Bu hatalar için öne sürülen ortak mazeret Türkiye’nin aslında Batılı olmaması ve Batılı olmaktan da giderek uzaklaşması. Bir kez daha söyleyelim: Erdoğan bazı nahoş şeyler yapıyor. Tenkitçileri ılımlı İslamcı AKP’sinin iktidara gelmesinden bu yana Kemalist laik kurulu düzenle bir savaşa girdiğine dikkat çekiyor. Erdoğan muhaliflere tahammülsüz, eleştirel medya yorumcularıyla girdiği çatışmalarda da bu görülüyor. Ve AB’ye karşı giderek sabırsız bir tavır sergiliyor.
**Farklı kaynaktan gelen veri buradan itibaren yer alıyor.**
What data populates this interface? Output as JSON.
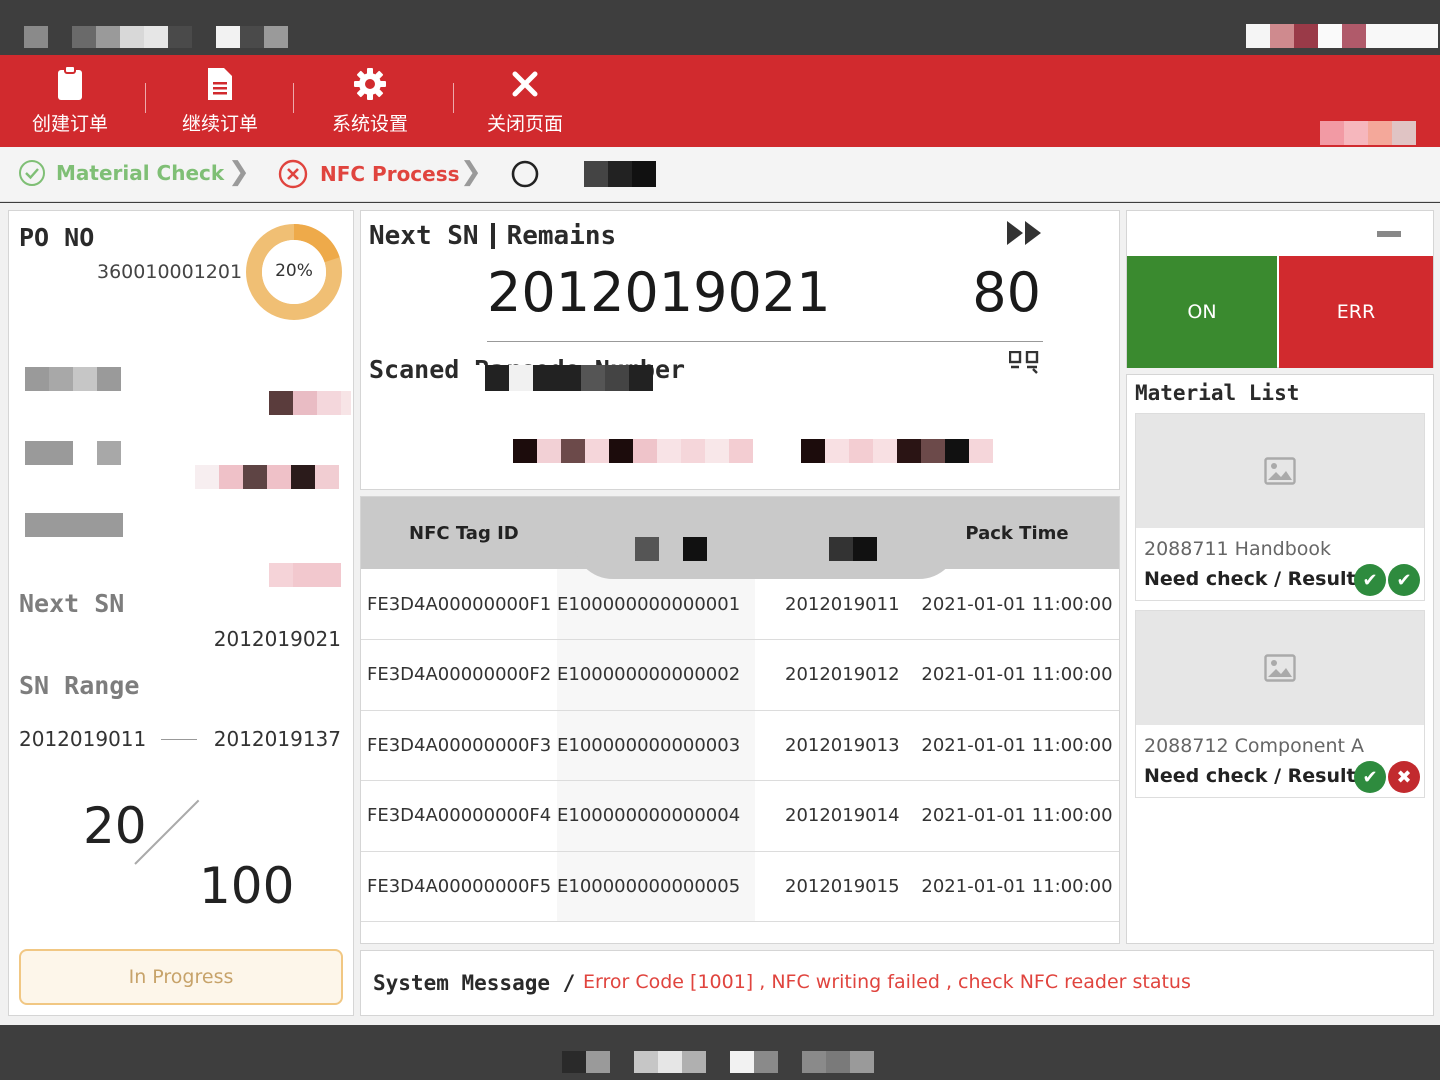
{
  "toolbar": {
    "items": [
      {
        "label": "创建订单",
        "icon": "clipboard-icon"
      },
      {
        "label": "继续订单",
        "icon": "document-icon"
      },
      {
        "label": "系统设置",
        "icon": "gear-icon"
      },
      {
        "label": "关闭页面",
        "icon": "close-icon"
      }
    ]
  },
  "steps": {
    "step1": {
      "label": "Material Check",
      "status": "done"
    },
    "step2": {
      "label": "NFC Process",
      "status": "error"
    },
    "step3": {
      "status": "pending"
    }
  },
  "left": {
    "po_label": "PO NO",
    "po_number": "360010001201",
    "progress_label": "20%",
    "progress_fraction": 0.2,
    "next_sn_label": "Next SN",
    "next_sn_value": "2012019021",
    "sn_range_label": "SN Range",
    "sn_range_start": "2012019011",
    "sn_range_end": "2012019137",
    "count_done": "20",
    "count_total": "100",
    "status_button": "In Progress"
  },
  "next": {
    "header_next": "Next SN",
    "header_remains": "Remains",
    "next_sn": "2012019021",
    "remains": "80",
    "scanned_label": "Scaned Barcode Number"
  },
  "table": {
    "headers": [
      "NFC Tag ID",
      "",
      "",
      "Pack Time"
    ],
    "rows": [
      [
        "FE3D4A00000000F1",
        "E100000000000001",
        "2012019011",
        "2021-01-01 11:00:00"
      ],
      [
        "FE3D4A00000000F2",
        "E100000000000002",
        "2012019012",
        "2021-01-01 11:00:00"
      ],
      [
        "FE3D4A00000000F3",
        "E100000000000003",
        "2012019013",
        "2021-01-01 11:00:00"
      ],
      [
        "FE3D4A00000000F4",
        "E100000000000004",
        "2012019014",
        "2021-01-01 11:00:00"
      ],
      [
        "FE3D4A00000000F5",
        "E100000000000005",
        "2012019015",
        "2021-01-01 11:00:00"
      ]
    ]
  },
  "status": {
    "on_label": "ON",
    "err_label": "ERR",
    "on_color": "#3a8a2f",
    "err_color": "#d12a2e"
  },
  "material": {
    "title": "Material List",
    "items": [
      {
        "name": "2088711 Handbook",
        "check_label": "Need check / Result",
        "check": "ok",
        "result": "ok"
      },
      {
        "name": "2088712 Component A",
        "check_label": "Need check / Result",
        "check": "ok",
        "result": "fail"
      }
    ]
  },
  "message": {
    "label": "System Message /",
    "text": "Error Code [1001] , NFC writing failed , check NFC reader status"
  }
}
Batı yeni Türkiye’ye hazır mı?
Fakat Türkiye’nin yeni İran’a dönüşmekte olduğuna dair korkular abesle iştigal. Üniversitelerde başörtüsüne hoşgörü göstermek yönündeki yeni girişimler, Türkiye’nin birdenbire zinayı recmle cezalandıran bir ülkeye dönüştüğünü göstermiyor. Erdoğan’ın karşıtlarıyla itiş kakışlarının kutuplaşmış bir toplum yarattığı muhakkak; hazirandaki seçimleri kazandığı takdirde daha uzlaşmacı bir ton benimsemeli. Fakat medyadaki karşıtları hâlâ eleştirel yazılarını yazıyor. Son dönemde demokrasiye yönelik en ciddi tehdit teşkil edenlerse ordudaki sorun çıkarıcı unsurlar.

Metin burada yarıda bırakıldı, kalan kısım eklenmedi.